New blogs

Leherensuge was replaced in October 2010 by two new blogs: For what they were... we are and For what we are... they will be. Check them out.

Thursday, May 20, 2010

Connection between high creativity and schizophrenia found


It's all about a filter we have in our heads, it seems: the thalamus. What schizophrenics and healthy highly creative people share is low density of
dopamine receptors in the thalamus, which act as filter for incoming information. Normal people have many more of such dopamine receptors, filtering a lot of inputs and are hence less sensible but also more stable. Highly creative people and schizophrenics have less and hence filter little, what makes their brains to process much more information for good or bad.

Örjan de Manzano et al., Thinking Outside a Less Intact Box: Thalamic Dopamine D2 Receptor Densities Are Negatively Related to Psychometric Creativity in Healthy Individuals.
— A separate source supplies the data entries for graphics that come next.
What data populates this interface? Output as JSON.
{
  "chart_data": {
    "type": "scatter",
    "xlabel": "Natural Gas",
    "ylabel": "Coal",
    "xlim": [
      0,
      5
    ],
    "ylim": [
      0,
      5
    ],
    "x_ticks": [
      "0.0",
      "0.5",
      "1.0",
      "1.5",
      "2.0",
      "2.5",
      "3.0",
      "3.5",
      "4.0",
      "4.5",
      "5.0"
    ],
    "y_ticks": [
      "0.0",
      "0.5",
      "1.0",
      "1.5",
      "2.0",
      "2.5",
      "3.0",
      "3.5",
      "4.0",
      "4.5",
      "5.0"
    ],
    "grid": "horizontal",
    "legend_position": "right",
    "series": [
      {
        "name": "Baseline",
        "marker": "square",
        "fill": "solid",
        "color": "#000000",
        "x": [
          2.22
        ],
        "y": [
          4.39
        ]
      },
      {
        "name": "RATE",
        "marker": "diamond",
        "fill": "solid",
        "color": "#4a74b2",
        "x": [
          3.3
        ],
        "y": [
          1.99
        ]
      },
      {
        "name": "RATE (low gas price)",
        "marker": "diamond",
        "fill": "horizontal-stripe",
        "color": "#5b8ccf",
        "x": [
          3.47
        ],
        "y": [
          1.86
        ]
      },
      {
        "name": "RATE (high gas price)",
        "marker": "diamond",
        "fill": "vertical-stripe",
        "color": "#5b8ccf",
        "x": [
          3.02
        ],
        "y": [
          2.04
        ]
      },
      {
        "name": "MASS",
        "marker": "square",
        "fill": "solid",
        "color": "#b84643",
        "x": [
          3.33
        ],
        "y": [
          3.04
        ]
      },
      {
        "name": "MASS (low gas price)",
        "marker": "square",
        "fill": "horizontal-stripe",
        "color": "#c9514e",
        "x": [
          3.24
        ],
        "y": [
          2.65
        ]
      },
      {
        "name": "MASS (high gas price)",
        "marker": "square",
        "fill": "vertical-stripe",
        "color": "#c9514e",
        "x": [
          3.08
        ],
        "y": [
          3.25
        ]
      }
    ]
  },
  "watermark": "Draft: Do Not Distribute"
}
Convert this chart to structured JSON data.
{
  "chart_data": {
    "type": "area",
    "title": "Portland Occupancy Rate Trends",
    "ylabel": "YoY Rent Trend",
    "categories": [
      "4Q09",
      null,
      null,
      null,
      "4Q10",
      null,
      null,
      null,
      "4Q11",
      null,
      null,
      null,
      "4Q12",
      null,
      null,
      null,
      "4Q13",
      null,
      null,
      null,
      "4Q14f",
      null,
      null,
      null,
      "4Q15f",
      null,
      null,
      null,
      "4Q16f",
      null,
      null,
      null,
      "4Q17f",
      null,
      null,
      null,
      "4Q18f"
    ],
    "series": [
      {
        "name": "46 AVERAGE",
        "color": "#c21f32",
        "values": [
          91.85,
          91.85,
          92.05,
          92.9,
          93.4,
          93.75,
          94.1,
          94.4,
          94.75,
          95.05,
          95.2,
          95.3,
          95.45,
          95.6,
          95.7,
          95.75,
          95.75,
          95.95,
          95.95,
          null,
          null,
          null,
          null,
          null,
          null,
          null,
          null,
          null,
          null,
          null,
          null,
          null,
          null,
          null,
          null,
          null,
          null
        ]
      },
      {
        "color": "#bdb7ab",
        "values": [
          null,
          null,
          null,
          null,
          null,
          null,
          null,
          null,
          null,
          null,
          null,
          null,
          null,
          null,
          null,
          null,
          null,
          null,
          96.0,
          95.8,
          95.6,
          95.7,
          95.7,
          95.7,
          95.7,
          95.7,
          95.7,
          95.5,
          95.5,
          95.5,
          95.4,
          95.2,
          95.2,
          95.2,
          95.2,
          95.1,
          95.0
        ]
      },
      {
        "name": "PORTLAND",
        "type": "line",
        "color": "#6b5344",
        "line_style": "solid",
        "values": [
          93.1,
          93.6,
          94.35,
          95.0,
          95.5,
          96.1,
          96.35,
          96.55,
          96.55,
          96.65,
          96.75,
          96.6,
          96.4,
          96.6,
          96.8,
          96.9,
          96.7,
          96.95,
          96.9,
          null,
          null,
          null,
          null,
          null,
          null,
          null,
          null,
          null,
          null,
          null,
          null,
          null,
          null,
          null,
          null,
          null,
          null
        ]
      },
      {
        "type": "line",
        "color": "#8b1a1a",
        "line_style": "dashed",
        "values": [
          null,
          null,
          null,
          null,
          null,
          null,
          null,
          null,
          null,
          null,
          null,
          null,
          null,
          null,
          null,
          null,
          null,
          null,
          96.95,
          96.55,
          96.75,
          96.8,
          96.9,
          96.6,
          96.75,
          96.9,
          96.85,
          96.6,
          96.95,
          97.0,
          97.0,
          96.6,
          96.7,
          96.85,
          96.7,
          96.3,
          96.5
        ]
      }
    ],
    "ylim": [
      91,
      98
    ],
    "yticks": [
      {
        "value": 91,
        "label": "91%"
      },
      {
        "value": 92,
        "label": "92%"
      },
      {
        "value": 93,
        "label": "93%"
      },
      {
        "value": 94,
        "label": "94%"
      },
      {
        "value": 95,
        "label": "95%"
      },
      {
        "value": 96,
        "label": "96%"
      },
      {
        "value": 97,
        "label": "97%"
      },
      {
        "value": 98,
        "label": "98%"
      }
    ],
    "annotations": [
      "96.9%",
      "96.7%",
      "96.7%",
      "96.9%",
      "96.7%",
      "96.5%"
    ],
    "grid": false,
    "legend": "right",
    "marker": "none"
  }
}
PLoS ONE 2010. Open access.

Also discussed at Science Daily.

It is interesting because it gives some adaptative meaning to the genetics and epigenetics behind schizophrenia, as being highly creative is surely an adaptative trait.

I wonder if it offers some hope of treating schizophrenia by positivizing this attribute instead of mere chemical straight jackets, that is all psychiatrists can offer now. I've just seen too many lives ruined by this plague and the horribly arrogant and highly inefficient psychiatric handling of it.

It is also interesting because in the latest paper on Neanderthal genetics (Green 2010), they have found that some of the genetic regions exclusive to our species, H. sapiens, are related with mental conditions such as schizophrenia and autism, suggesting that maybe these traits offer also great potential rather than just a handicap (in which case they would have been selected against long ago, I presume).